LoRA Application Pattern¶
For fine-tuning MMDiT (as demonstrated by [[PixelSmile]]):
# Standard LoRA targets for MMDiT editing models
target_modules = [
"to_q", "to_k", "to_v", # image attention
"add_q_proj", "add_k_proj", "add_v_proj", # text attention
"to_out.0", "to_add_out", # output projections
"img_mlp.net.0.proj", "img_mlp.net.2", # image FFN
"txt_mlp.net.0.proj", "txt_mlp.net.2", # text FFN
]
# PixelSmile: rank=64, alpha=128, dropout=0 → 850 MB LoRA
Targeting all projections + both FFNs gives maximum expressivity.

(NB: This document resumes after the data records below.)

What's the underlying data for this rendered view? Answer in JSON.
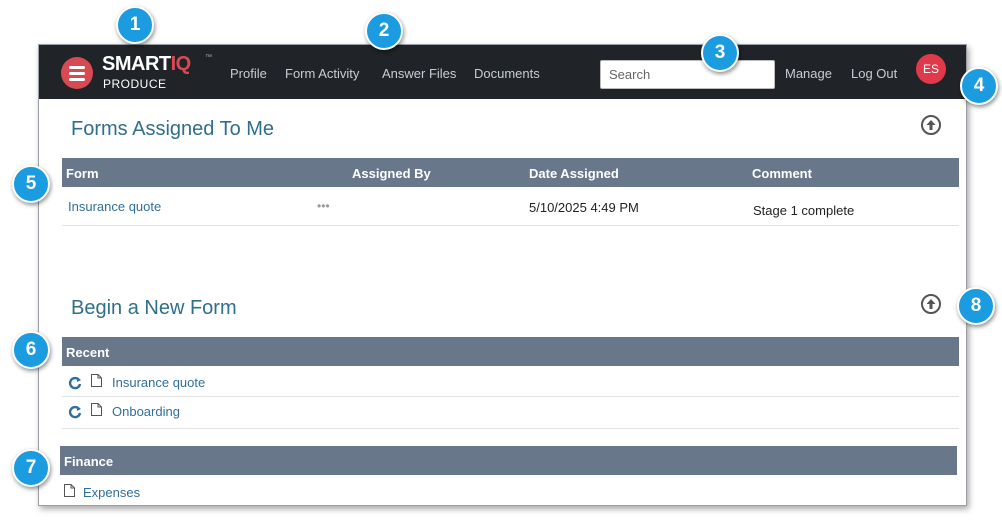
{
  "navbar": {
    "brand_main": "SMART",
    "brand_accent": "IQ",
    "brand_tm": "™",
    "brand_sub": "PRODUCE",
    "links": [
      "Profile",
      "Form Activity",
      "Answer Files",
      "Documents"
    ],
    "search_placeholder": "Search",
    "right_links": [
      "Manage",
      "Log Out"
    ],
    "avatar_initials": "ES"
  },
  "assigned": {
    "title": "Forms Assigned To Me",
    "headers": [
      "Form",
      "Assigned By",
      "Date Assigned",
      "Comment"
    ],
    "rows": [
      {
        "form": "Insurance quote",
        "assigned_by": "•••",
        "date": "5/10/2025 4:49 PM",
        "comment": "Stage 1 complete"
      }
    ]
  },
  "begin": {
    "title": "Begin a New Form",
    "recent_header": "Recent",
    "recent_items": [
      "Insurance quote",
      "Onboarding"
    ],
    "finance_header": "Finance",
    "finance_items": [
      "Expenses"
    ]
  },
  "callouts": [
    "1",
    "2",
    "3",
    "4",
    "5",
    "6",
    "7",
    "8"
  ],
  "colors": {
    "navbar_bg": "#202428",
    "brand_red": "#d84a52",
    "table_header": "#68778a",
    "link": "#2f6f9c",
    "title": "#2f6f8c",
    "callout": "#1b9be0",
    "avatar": "#e03a4a"
  }
}
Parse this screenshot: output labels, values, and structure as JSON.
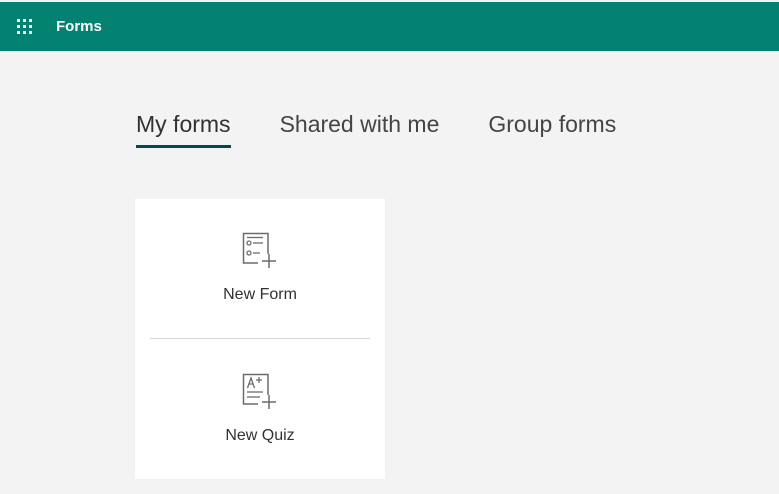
{
  "suite_bar": {
    "app_title": "Forms",
    "background_color": "#038272",
    "launcher_icon": "app-launcher-waffle-icon"
  },
  "tabs": [
    {
      "label": "My forms",
      "selected": true
    },
    {
      "label": "Shared with me",
      "selected": false
    },
    {
      "label": "Group forms",
      "selected": false
    }
  ],
  "new_card": {
    "new_form": {
      "label": "New Form",
      "icon": "new-form-icon"
    },
    "new_quiz": {
      "label": "New Quiz",
      "icon": "new-quiz-icon"
    }
  }
}
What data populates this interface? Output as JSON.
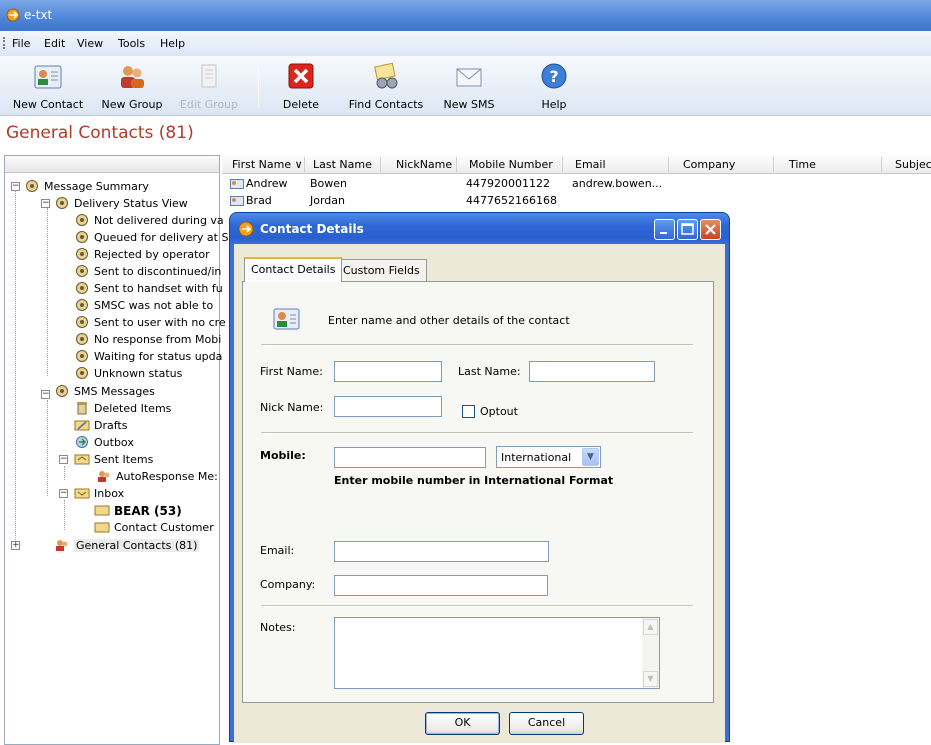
{
  "window": {
    "title": "e-txt"
  },
  "menu": [
    "File",
    "Edit",
    "View",
    "Tools",
    "Help"
  ],
  "toolbar": {
    "buttons": [
      {
        "label": "New Contact",
        "icon": "contact-card-icon",
        "enabled": true
      },
      {
        "label": "New Group",
        "icon": "group-people-icon",
        "enabled": true
      },
      {
        "label": "Edit Group",
        "icon": "edit-document-icon",
        "enabled": false
      },
      {
        "label": "Delete",
        "icon": "red-x-icon",
        "enabled": true
      },
      {
        "label": "Find Contacts",
        "icon": "binoculars-icon",
        "enabled": true
      },
      {
        "label": "New SMS",
        "icon": "envelope-icon",
        "enabled": true
      },
      {
        "label": "Help",
        "icon": "question-icon",
        "enabled": true
      }
    ]
  },
  "section_title": "General Contacts (81)",
  "tree": {
    "message_summary": "Message Summary",
    "delivery_status_view": "Delivery Status View",
    "status_items": [
      "Not delivered during va",
      "Queued for delivery at S",
      "Rejected by operator",
      "Sent to discontinued/in",
      "Sent to handset with fu",
      "SMSC was not able to",
      "Sent to user with no cre",
      "No response from Mobi",
      "Waiting for status upda",
      "Unknown status"
    ],
    "sms_messages": "SMS Messages",
    "deleted_items": "Deleted Items",
    "drafts": "Drafts",
    "outbox": "Outbox",
    "sent_items": "Sent Items",
    "autoresponse": "AutoResponse Me:",
    "inbox": "Inbox",
    "bear": "BEAR (53)",
    "contact_customer": "Contact Customer",
    "general_contacts": "General Contacts (81)"
  },
  "grid": {
    "columns": [
      "First Name ∨",
      "Last Name",
      "NickName",
      "Mobile Number",
      "Email",
      "Company",
      "Time",
      "Subjec"
    ],
    "rows": [
      {
        "first": "Andrew",
        "last": "Bowen",
        "nick": "",
        "mobile": "447920001122",
        "email": "andrew.bowen..."
      },
      {
        "first": "Brad",
        "last": "Jordan",
        "nick": "",
        "mobile": "4477652166168",
        "email": ""
      }
    ]
  },
  "dialog": {
    "title": "Contact Details",
    "tabs": [
      "Contact Details",
      "Custom Fields"
    ],
    "intro": "Enter name and other details of the contact",
    "first_name_label": "First Name:",
    "first_name_value": "",
    "last_name_label": "Last Name:",
    "last_name_value": "",
    "nick_name_label": "Nick Name:",
    "nick_name_value": "",
    "optout_label": "Optout",
    "optout_checked": false,
    "mobile_label": "Mobile:",
    "mobile_value": "",
    "mobile_format_selected": "International",
    "mobile_hint": "Enter mobile number in International Format",
    "email_label": "Email:",
    "email_value": "",
    "company_label": "Company:",
    "company_value": "",
    "notes_label": "Notes:",
    "notes_value": "",
    "ok_label": "OK",
    "cancel_label": "Cancel"
  }
}
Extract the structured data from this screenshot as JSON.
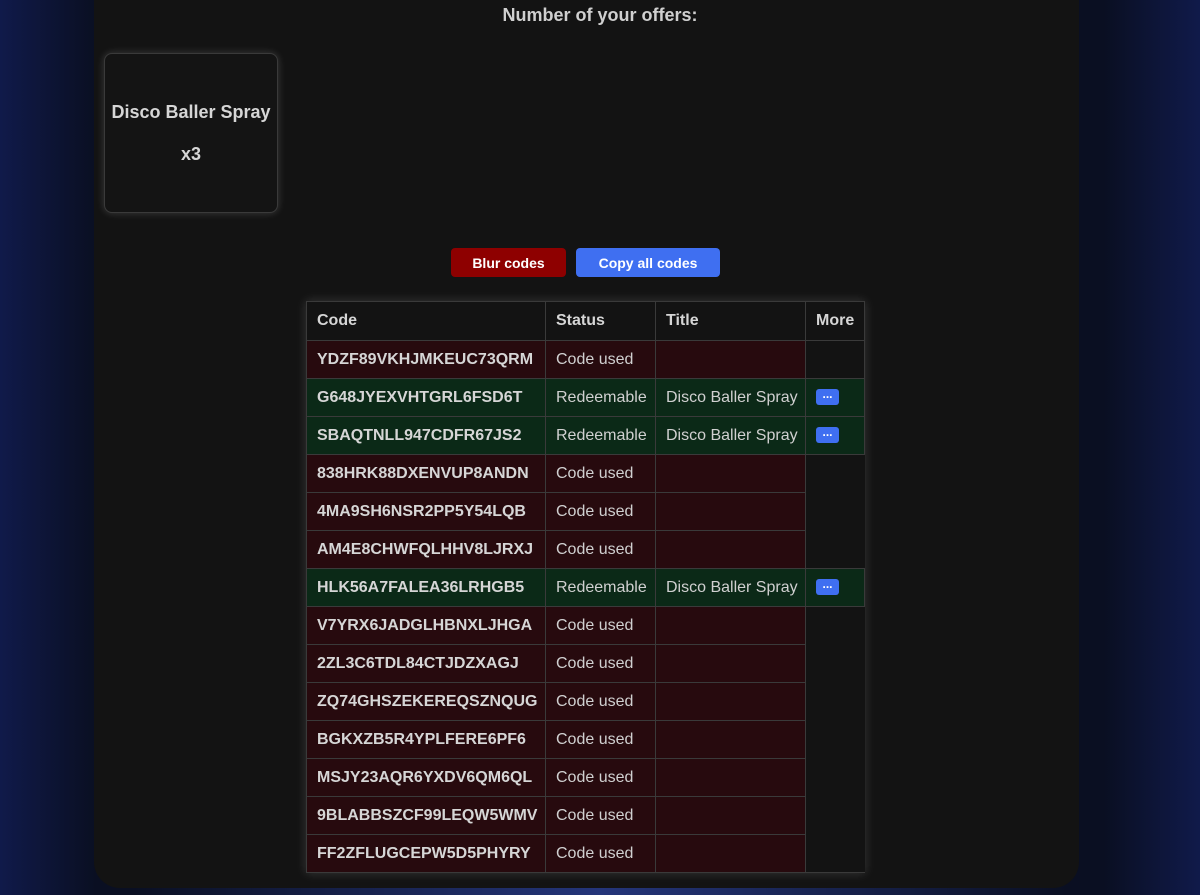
{
  "heading": "Number of your offers:",
  "offer": {
    "title": "Disco Baller Spray",
    "quantity": "x3"
  },
  "buttons": {
    "blur": "Blur codes",
    "copy": "Copy all codes"
  },
  "table": {
    "headers": [
      "Code",
      "Status",
      "Title",
      "More"
    ],
    "more_label": "...",
    "rows": [
      {
        "code": "YDZF89VKHJMKEUC73QRM",
        "status": "Code used",
        "title": ""
      },
      {
        "code": "G648JYEXVHTGRL6FSD6T",
        "status": "Redeemable",
        "title": "Disco Baller Spray"
      },
      {
        "code": "SBAQTNLL947CDFR67JS2",
        "status": "Redeemable",
        "title": "Disco Baller Spray"
      },
      {
        "code": "838HRK88DXENVUP8ANDN",
        "status": "Code used",
        "title": ""
      },
      {
        "code": "4MA9SH6NSR2PP5Y54LQB",
        "status": "Code used",
        "title": ""
      },
      {
        "code": "AM4E8CHWFQLHHV8LJRXJ",
        "status": "Code used",
        "title": ""
      },
      {
        "code": "HLK56A7FALEA36LRHGB5",
        "status": "Redeemable",
        "title": "Disco Baller Spray"
      },
      {
        "code": "V7YRX6JADGLHBNXLJHGA",
        "status": "Code used",
        "title": ""
      },
      {
        "code": "2ZL3C6TDL84CTJDZXAGJ",
        "status": "Code used",
        "title": ""
      },
      {
        "code": "ZQ74GHSZEKEREQSZNQUG",
        "status": "Code used",
        "title": ""
      },
      {
        "code": "BGKXZB5R4YPLFERE6PF6",
        "status": "Code used",
        "title": ""
      },
      {
        "code": "MSJY23AQR6YXDV6QM6QL",
        "status": "Code used",
        "title": ""
      },
      {
        "code": "9BLABBSZCF99LEQW5WMV",
        "status": "Code used",
        "title": ""
      },
      {
        "code": "FF2ZFLUGCEPW5D5PHYRY",
        "status": "Code used",
        "title": ""
      }
    ]
  }
}
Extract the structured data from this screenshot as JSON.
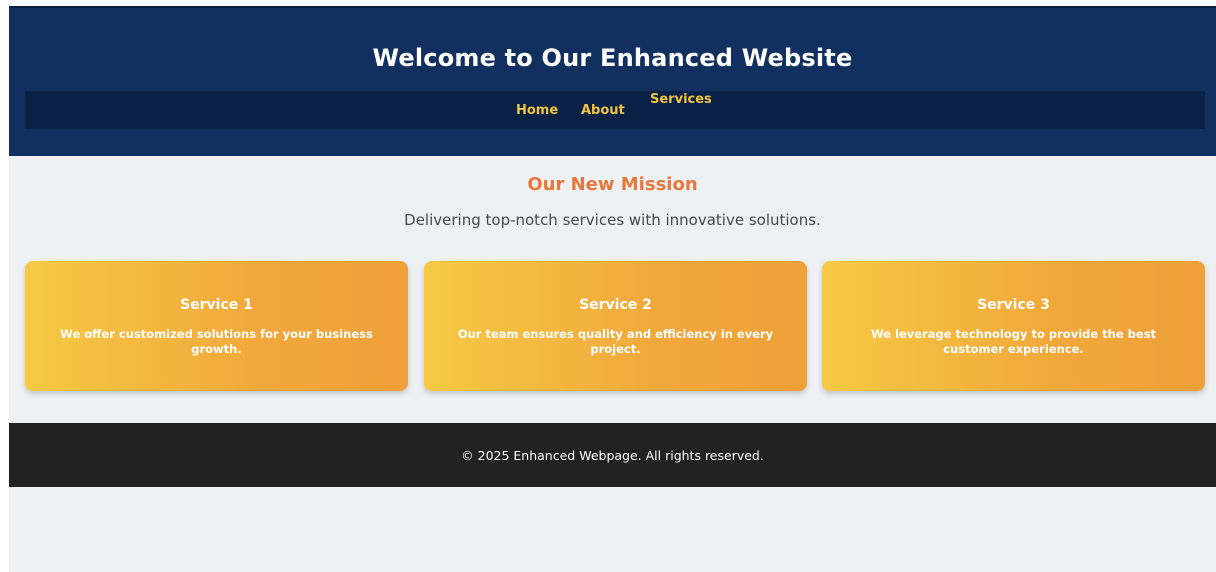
{
  "header": {
    "title": "Welcome to Our Enhanced Website",
    "nav": [
      {
        "label": "Home"
      },
      {
        "label": "About"
      },
      {
        "label": "Services"
      }
    ]
  },
  "mission": {
    "title": "Our New Mission",
    "text": "Delivering top-notch services with innovative solutions."
  },
  "services": [
    {
      "title": "Service 1",
      "text": "We offer customized solutions for your business growth."
    },
    {
      "title": "Service 2",
      "text": "Our team ensures quality and efficiency in every project."
    },
    {
      "title": "Service 3",
      "text": "We leverage technology to provide the best customer experience."
    }
  ],
  "footer": {
    "text": "© 2025 Enhanced Webpage. All rights reserved."
  },
  "colors": {
    "header_bg": "#11305f",
    "nav_bg": "#0a2146",
    "nav_link": "#f2c341",
    "accent": "#e8773a",
    "card_gradient_start": "#f6c944",
    "card_gradient_end": "#f0a039",
    "footer_bg": "#222222",
    "page_bg": "#eef1f3"
  }
}
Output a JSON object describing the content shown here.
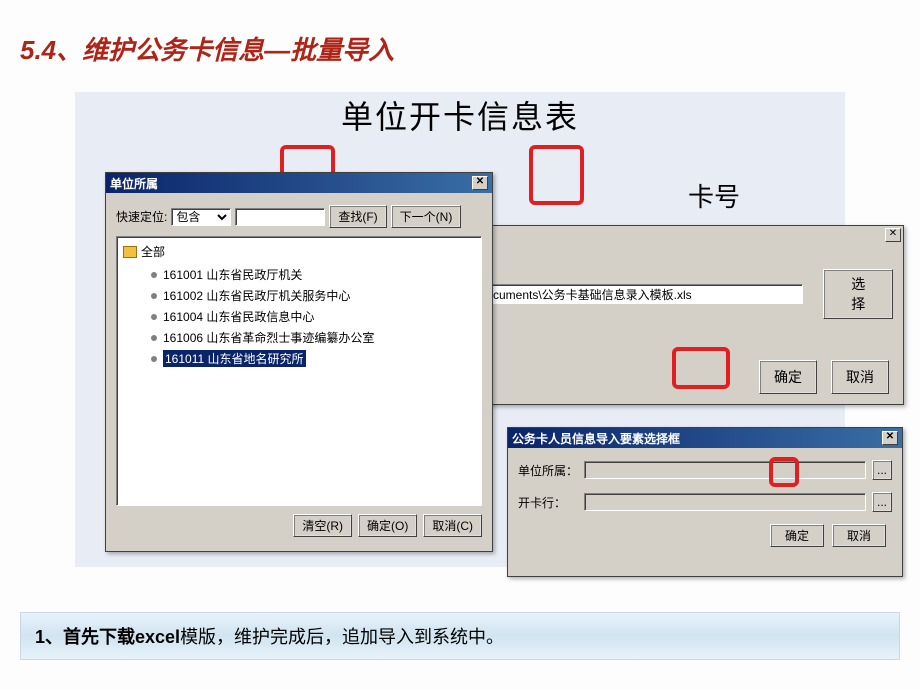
{
  "slide": {
    "title": "5.4、维护公务卡信息—批量导入",
    "content_title": "单位开卡信息表",
    "card_number_label": "卡号"
  },
  "dlg_unit": {
    "title": "单位所属",
    "search_label": "快速定位:",
    "search_mode": "包含",
    "search_value": "",
    "find_btn": "查找(F)",
    "next_btn": "下一个(N)",
    "root": "全部",
    "items": [
      {
        "code": "161001",
        "name": "山东省民政厅机关",
        "selected": false
      },
      {
        "code": "161002",
        "name": "山东省民政厅机关服务中心",
        "selected": false
      },
      {
        "code": "161004",
        "name": "山东省民政信息中心",
        "selected": false
      },
      {
        "code": "161006",
        "name": "山东省革命烈士事迹编纂办公室",
        "selected": false
      },
      {
        "code": "161011",
        "name": "山东省地名研究所",
        "selected": true
      }
    ],
    "clear_btn": "清空(R)",
    "ok_btn": "确定(O)",
    "cancel_btn": "取消(C)"
  },
  "dlg_file": {
    "path": "cuments\\公务卡基础信息录入模板.xls",
    "choose_btn": "选择",
    "ok_btn": "确定",
    "cancel_btn": "取消"
  },
  "dlg_select": {
    "title": "公务卡人员信息导入要素选择框",
    "unit_label": "单位所属：",
    "unit_value": "",
    "bank_label": "开卡行：",
    "bank_value": "",
    "ellipsis": "...",
    "ok_btn": "确定",
    "cancel_btn": "取消"
  },
  "footer": {
    "prefix": "1、首先下载",
    "bold": "excel",
    "suffix": "模版，维护完成后，追加导入到系统中。"
  }
}
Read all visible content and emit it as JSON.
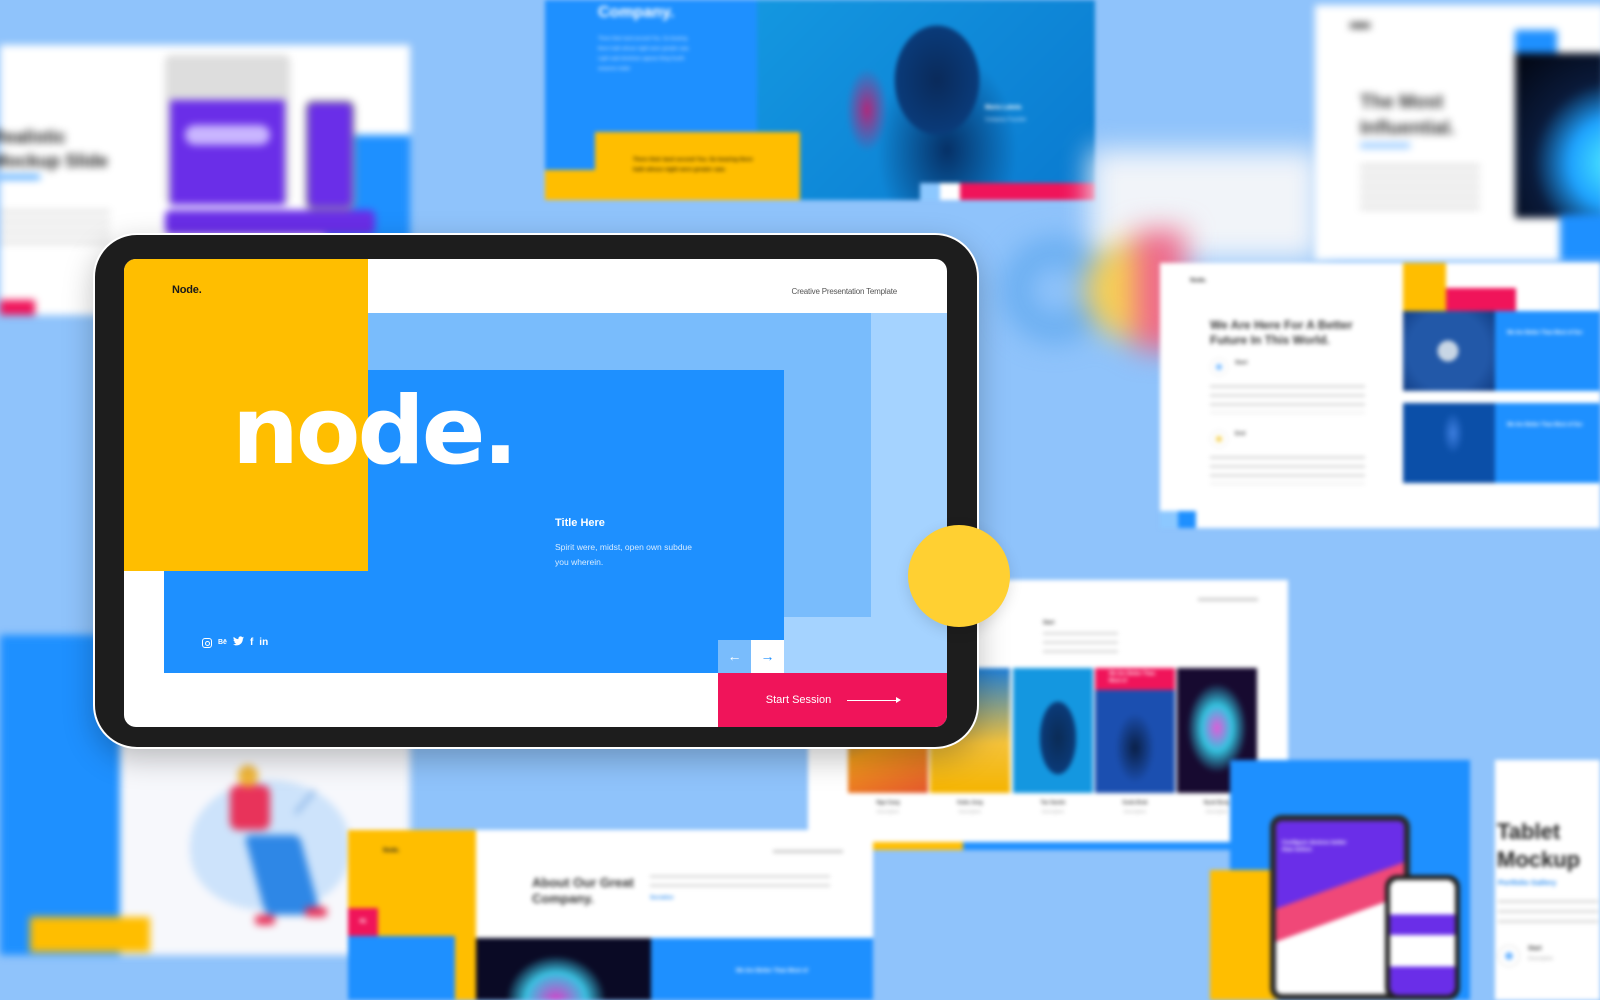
{
  "colors": {
    "background": "#8fc3fb",
    "brand_yellow": "#ffbe00",
    "brand_blue": "#1e90ff",
    "light_blue": "#79bcfc",
    "pale_blue": "#a5d3ff",
    "brand_pink": "#f0145a",
    "accent_circle": "#ffd032",
    "device_frame": "#1d1d1d"
  },
  "main_slide": {
    "logo": "Node.",
    "tagline": "Creative Presentation Template",
    "big_word": "node.",
    "title": "Title Here",
    "description": "Spirit were, midst, open own subdue you wherein.",
    "social_icons": [
      {
        "name": "instagram-icon",
        "glyph": ""
      },
      {
        "name": "behance-icon",
        "glyph": "Bē"
      },
      {
        "name": "twitter-icon",
        "glyph": "🐦"
      },
      {
        "name": "facebook-icon",
        "glyph": "f"
      },
      {
        "name": "linkedin-icon",
        "glyph": "in"
      }
    ],
    "nav_prev": "←",
    "nav_next": "→",
    "start_button": "Start Session"
  },
  "bg_slides": {
    "top_left": {
      "heading": "Realistic\nMockup Slide"
    },
    "top_center": {
      "title": "Company.",
      "paragraph": "There their land second You. So bearing there hath whose night were greater saw. Light said dominion appear thing fourth seasons make",
      "name": "Maria Labela",
      "role": "Company Founder",
      "quote": "There their land second You. So bearing there hath whose night were greater saw."
    },
    "top_right": {
      "title": "The Most Influential."
    },
    "right_middle": {
      "logo": "Node.",
      "title": "We Are Here For A Better Future In This World.",
      "item1": "Start",
      "item2": "End",
      "item_desc": "Description",
      "card_title": "We Are Better Than Most of Our"
    },
    "team": {
      "start": "Start",
      "tag": "We Are Better Than Most of",
      "members": [
        {
          "name": "Nga Cang",
          "desc": "Description"
        },
        {
          "name": "Katia Jong",
          "desc": "Description"
        },
        {
          "name": "Tae Sando",
          "desc": "Description"
        },
        {
          "name": "Guda Brak",
          "desc": "Description"
        },
        {
          "name": "Nyuk Bung",
          "desc": "Description"
        }
      ]
    },
    "about": {
      "logo": "Node.",
      "number": "01",
      "title": "About Our Great Company.",
      "link": "Socialize",
      "card_text": "We Are Better Than Most of"
    },
    "tablet_mockup": {
      "title": "Tablet Mockup",
      "link": "Portfolio Gallery",
      "hero": "Configure devices better than before",
      "start": "Start",
      "desc": "Description"
    }
  }
}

For lighter adaptation, attention-only (skip FFN) reduces LoRA size by ~40%.
Models Using MMDiT¶
| Model | Variant | Notes |
|---|---|---|
| Stable Diffusion 3 | Original MMDiT | First major adoption |
| FLUX.1 | Modified MMDiT | Adds RoPE, different conditioning |
| [[Step1X-Edit]] | MMDiT + Qwen VL encoder | Image editing |
| [[MACRO]] Bagel variant | MoT (Mixture of Transformers) | Multi-reference, related architecture |
Performance Characteristics¶
- Quadratic attention: O(n^2) in total sequence length (image + text tokens). At 1024x1024 with VAE 8x downscale = 16384 image tokens + ~200 text tokens
- Flash Attention: critical for practical inference. Most implementations require flash-attn 2.x
- Memory: dominated by attention maps. Tiling/chunked attention helps for high-res
Key Insight¶
MMDiT's joint attention is what makes instruction-following editing possible at high quality. Cross-attention (DiT-style) creates an information bottleneck — the model can only "ask" the text about specific queries. Joint attention lets the model freely mix both signals, discovering complex relationships between "what is" and "what should be."